The politics of the film makes one wonder whether Oppenheimer is a symptom of the Trump years, a way of using the story of Oppenheimer and Los Alamos to fight the Trump Right. Perhaps this explains part of the film’s popularity. It has a political resonance in 2023 when there is a serious chance of Trump being re-elected next year.
Oppenheimer is a saint for our times. He was brilliant, not only as a scientist but also as a linguist. He knew Sanskrit, for example, and he learnt Dutch in six weeks so that he could lecture on modern physics in The Netherlands. He had a social conscience, gave money to refugees from the Spanish Civil War and agonised over the Bomb (and his former lover when she commits suicide).
But he’s not too perfect. The film presents him as a terrible father, tormented by mental illness as a young man, often too clever by half. How brilliant a scientist was he, compared to such contemporaries as Pauli, von Neumann, Einstein and Bohr? We are never told. We just see him scribbling frantically at a blackboard, which is film-speak for scientific genius. Above all, he made the cover of Time magazine.
This wouldn’t matter if Oppenheimer was better as history, whether political history or the history of science. The film mentions numerous key physicists —- indeed it is far too full of scientists who are briefly mentioned and then disappear, such as Leo Szilard — but we find out next to nothing about what they actually thought. What exactly is the point of having Niels Bohr, a great physicist but nothing to do with the Manhattan Project, in the film? As history of science this is poor and you would be better off watching the excellent BBC drama-documentary, Storyville: The Trials of Oppenheimer (available on iPlayer), with a brilliant performance by David Strathairn, much better than Murphy, and an excellent cast of historians.

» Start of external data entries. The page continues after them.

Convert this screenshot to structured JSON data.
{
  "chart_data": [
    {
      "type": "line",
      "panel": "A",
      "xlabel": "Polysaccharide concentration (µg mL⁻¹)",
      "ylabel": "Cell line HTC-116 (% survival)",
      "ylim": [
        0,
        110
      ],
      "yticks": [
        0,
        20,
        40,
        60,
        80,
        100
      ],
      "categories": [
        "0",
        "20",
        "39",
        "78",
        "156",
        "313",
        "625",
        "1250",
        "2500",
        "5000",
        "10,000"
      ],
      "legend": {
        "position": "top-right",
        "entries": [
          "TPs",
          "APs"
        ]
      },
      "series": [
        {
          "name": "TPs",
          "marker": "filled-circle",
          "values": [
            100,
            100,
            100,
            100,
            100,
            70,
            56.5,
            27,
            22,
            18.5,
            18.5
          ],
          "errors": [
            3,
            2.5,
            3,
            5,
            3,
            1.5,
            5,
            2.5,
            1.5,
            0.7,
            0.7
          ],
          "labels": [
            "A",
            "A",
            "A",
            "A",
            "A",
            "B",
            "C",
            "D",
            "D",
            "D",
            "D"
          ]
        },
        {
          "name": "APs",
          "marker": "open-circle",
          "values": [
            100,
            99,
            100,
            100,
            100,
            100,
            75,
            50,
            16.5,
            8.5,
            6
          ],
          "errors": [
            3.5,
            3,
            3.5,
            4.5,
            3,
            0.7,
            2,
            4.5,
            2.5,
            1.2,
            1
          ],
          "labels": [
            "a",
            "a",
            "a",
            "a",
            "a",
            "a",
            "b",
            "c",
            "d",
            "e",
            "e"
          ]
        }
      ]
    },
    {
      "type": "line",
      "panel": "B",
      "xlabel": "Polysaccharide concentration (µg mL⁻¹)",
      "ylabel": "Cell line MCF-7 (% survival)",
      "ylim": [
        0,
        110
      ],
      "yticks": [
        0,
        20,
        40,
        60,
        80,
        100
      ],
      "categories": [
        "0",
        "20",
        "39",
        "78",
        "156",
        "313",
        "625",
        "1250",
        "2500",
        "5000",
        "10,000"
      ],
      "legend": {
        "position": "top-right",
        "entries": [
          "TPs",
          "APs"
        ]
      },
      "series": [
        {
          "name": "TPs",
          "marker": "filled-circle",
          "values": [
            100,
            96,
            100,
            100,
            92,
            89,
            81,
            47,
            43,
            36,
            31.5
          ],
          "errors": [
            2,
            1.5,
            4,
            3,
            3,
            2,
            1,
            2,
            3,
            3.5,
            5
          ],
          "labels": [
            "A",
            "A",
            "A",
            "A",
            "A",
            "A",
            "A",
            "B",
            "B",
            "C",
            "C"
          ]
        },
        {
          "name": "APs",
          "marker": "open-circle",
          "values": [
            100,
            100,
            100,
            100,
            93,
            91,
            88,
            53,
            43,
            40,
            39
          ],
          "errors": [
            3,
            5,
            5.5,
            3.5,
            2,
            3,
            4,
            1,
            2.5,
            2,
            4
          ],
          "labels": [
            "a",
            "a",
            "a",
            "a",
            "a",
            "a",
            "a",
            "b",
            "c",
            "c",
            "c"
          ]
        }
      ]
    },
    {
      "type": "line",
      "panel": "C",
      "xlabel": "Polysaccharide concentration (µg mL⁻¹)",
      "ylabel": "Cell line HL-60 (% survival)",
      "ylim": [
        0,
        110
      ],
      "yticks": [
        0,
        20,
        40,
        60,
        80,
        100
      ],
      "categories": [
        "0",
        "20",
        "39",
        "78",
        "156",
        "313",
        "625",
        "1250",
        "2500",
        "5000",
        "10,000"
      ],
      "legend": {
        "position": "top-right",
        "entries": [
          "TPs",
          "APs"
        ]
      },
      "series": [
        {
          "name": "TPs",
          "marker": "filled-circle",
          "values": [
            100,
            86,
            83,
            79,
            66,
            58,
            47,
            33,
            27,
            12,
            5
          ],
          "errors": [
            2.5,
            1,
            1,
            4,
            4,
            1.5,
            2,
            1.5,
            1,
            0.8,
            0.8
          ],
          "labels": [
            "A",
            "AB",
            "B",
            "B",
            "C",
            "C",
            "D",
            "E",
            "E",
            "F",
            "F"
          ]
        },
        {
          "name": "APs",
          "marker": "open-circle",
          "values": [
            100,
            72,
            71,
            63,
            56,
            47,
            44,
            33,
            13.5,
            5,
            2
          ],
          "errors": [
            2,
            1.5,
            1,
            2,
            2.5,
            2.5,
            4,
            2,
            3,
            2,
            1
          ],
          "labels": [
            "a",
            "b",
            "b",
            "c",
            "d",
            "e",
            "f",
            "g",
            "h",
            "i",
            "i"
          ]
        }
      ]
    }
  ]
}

Apart from Edward Teller, it is hard to keep track of the famous European physicists recruited to work on the Manhattan Project. Oppenheimer is too long and too full of walk-on parts by famous scientists who contribute little to the story or the film’s account of the making of the Bomb. At times, it is hard to follow, and Nolan is clearly happier with the spectacular special effects and the romantic sub-plots.
Oppenheimer has been tipped for numerous awards. How sure a bet will this seem when the Oscars come round? Or perhaps it is a sign of the times in Hollywood? Maybe the film business’s flirtation with Black Lives Matter is over and white male biopics are back (Bohemian Rhapsody, 2018, Elvis, 2022, Reagan, 2023)? What exactly were the racial and gender politics of the Manhattan Project? We are never told. Like antisemitism, it just got lost amongst all the name-dropping and liberal politics.